- Born: Joseph Michael Jordan 1922 South Boston
- Died: May 10, 2014 (aged 91–92)
- Other name: Joe
- Police career
- Department: Boston Police Department
- Service years: 1946–1985
- Rank: Commissioner

= Joseph M. Jordan =

Joseph Michael Jordan (1922 - May 10, 2014) was an American law enforcement officer who served as Commissioner of the Boston Police Department from 1976 to 1985. He was the first uniformed BPD officer to rise through the ranks to become commissioner.

==Early life==
Jordan was born in South Boston. He was the second youngest of six children. As a child, Jordan wanted to be a police officer.

==Early career==
In 1946, Jordan joined the Boston Police Department as a traffic patrol officer. In 1950 he became a detective.

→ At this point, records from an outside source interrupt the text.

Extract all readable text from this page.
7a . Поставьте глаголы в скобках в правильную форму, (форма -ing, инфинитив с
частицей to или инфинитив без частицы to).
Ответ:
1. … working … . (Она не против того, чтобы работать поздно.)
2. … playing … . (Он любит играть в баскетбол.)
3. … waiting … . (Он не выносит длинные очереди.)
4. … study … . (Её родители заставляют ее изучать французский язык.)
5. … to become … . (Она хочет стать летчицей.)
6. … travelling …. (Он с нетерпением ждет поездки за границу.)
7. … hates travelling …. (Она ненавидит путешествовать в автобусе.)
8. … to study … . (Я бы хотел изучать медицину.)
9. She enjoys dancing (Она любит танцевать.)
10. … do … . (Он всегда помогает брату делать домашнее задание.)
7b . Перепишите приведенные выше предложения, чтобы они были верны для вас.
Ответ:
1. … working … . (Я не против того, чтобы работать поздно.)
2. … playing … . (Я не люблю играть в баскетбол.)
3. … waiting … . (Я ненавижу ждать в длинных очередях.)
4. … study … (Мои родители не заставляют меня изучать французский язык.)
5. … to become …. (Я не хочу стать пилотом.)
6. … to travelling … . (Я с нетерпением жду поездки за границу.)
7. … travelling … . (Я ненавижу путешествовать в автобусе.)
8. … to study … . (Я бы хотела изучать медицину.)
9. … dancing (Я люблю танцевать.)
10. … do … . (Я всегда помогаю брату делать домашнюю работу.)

During the 1950s and 60s he was a member of "Slattery's Raiders", a group of officers under the command of Captain John J. Slattery, Jr. that was formed to combat vice and street crime in Boston. In 1967 Jordan was chosen to command the department's narcotics unit. Two years later he was promoted to Deputy Superintendent and Chief of Detectives. In 1973 he was placed in command of Area C, which consisted of the Allston, Brighton, Back Bay, and the South End. On July 17, 1974, Jordan was promoted to Superintendent and placed in charge of the Bureau of Field Services. He was later named Superintendent-in-Chief, the second highest position in the BPD after Commissioner.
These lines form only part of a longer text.